- Developer(s): Dare Obasanjo and Torsten Rendelmann
- Initial release: 2003; 22 years ago
- Stable release: 1.9.0.1002 / 4 July 2010
- Operating system: Windows
- Type: News aggregator
- License: BSD-3-Clause
- Website: rssbandit.org

= RSS Bandit =

Open source RSS aggregator

RSS Bandit is an open source RSS/Atom aggregator based on the Microsoft .NET framework. It was originally released as a code sample in a series of articles the Extreme XML column written by Dare Obasanjo on MSDN in 2003. The code samples were developed into an open source project. It is currently hosted on GitHub and the primary contributors are Dare Obasanjo and Torsten Rendelmann.

== Features ==

=== Interface ===
The three-pane user interface is modeled after desktop email clients, with a tree view showing the list of feeds.
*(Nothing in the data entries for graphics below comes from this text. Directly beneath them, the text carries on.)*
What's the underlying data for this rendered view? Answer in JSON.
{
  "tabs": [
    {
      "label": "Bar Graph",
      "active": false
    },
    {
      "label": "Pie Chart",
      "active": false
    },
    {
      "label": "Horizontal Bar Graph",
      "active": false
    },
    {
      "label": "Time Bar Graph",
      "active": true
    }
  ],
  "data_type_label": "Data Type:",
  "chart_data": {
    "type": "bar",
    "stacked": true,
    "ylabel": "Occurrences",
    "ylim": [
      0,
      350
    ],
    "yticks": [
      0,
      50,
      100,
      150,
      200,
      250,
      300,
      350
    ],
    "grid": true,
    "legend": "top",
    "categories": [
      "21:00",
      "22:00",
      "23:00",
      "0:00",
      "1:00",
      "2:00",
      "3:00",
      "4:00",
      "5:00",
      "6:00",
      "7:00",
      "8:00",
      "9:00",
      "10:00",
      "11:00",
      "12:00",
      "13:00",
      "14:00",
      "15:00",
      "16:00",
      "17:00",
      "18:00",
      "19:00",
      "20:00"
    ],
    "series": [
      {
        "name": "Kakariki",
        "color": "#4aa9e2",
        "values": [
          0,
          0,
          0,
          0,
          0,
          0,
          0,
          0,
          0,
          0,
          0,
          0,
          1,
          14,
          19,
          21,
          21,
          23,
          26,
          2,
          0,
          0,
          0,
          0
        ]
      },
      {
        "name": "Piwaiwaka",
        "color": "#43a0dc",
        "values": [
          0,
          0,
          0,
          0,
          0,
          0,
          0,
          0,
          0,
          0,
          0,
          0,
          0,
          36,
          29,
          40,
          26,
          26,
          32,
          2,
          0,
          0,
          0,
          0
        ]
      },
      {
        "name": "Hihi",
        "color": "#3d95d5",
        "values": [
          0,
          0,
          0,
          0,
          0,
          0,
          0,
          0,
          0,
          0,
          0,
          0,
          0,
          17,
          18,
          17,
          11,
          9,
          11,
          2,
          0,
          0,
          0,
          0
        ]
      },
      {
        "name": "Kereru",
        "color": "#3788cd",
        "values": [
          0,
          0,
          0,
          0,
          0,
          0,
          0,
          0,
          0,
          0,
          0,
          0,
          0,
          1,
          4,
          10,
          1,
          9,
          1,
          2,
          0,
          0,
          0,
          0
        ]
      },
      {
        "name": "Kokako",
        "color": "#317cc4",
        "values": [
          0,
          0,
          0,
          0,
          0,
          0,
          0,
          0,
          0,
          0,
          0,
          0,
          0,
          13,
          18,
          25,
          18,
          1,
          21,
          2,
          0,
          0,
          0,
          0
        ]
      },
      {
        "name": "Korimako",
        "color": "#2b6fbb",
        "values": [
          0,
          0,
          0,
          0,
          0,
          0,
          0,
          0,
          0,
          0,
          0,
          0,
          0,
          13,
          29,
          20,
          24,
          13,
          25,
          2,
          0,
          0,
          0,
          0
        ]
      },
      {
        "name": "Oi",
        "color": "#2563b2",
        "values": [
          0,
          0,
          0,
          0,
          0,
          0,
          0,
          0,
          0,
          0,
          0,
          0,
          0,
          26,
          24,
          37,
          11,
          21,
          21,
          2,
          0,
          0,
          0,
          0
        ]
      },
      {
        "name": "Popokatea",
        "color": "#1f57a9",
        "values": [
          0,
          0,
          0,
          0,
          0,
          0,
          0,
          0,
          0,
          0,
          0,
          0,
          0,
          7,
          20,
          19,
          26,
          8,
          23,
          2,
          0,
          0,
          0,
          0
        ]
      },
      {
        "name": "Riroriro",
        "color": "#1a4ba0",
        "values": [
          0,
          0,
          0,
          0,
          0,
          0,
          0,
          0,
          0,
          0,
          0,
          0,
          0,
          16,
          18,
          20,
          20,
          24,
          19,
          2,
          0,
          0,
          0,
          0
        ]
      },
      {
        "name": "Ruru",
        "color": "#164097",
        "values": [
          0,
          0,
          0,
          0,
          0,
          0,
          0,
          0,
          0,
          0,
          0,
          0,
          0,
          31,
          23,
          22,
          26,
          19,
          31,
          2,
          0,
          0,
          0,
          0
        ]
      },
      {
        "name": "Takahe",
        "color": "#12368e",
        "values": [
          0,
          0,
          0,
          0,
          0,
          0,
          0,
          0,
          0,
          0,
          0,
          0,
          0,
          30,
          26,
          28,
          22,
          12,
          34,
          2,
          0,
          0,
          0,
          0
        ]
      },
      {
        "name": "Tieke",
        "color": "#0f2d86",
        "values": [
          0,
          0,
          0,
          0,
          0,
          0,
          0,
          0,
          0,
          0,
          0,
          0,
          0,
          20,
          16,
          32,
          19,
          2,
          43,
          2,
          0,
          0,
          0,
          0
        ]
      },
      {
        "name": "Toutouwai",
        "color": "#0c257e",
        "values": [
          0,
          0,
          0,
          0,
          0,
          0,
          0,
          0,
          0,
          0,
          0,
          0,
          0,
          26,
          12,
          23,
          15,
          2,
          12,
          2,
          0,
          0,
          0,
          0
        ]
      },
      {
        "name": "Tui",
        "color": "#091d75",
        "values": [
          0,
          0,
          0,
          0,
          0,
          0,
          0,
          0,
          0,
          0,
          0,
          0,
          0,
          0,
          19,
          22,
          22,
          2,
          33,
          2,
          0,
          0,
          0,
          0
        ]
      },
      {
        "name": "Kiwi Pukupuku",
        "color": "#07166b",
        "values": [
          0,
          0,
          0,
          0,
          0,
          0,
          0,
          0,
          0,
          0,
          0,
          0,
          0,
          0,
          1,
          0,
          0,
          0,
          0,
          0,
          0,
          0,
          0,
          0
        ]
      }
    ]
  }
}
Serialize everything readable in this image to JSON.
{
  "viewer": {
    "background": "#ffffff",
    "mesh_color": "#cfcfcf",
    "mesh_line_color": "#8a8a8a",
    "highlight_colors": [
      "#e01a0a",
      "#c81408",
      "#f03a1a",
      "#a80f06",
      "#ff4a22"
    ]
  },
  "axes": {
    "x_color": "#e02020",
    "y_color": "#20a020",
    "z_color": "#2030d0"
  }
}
The application has a number of features inspired by email readers and other RSS readers including:

- Search folders for reading all items that match a search term or just all unread items
- Import and export subscription lists as an OPML file
- Keyboard shortcuts for main functions
- Ability to download podcasts
- Automatic marking of items as read as they are scrolled past
- Search in all feeds, across all updates from subscriptions
- Current subscription lists and read/unread state of items in the application can be synchronized via a FTP or WebDAV server, allowing use from multiple computers
- Feeds can be read from a Google Reader account, allowing the user to subscribe or unsubscribe from feeds, mark items as read or star them in RSS Bandit and have these changes reflected in Google Reader
- Feeds can be read from Facebook accounts, to read their news feed and comment on the status updates of their friends.

== Reception ==
The application received 4 out 5 stars in a review on Download.com. It has also received 4 out of 5 stars in a review on About.com.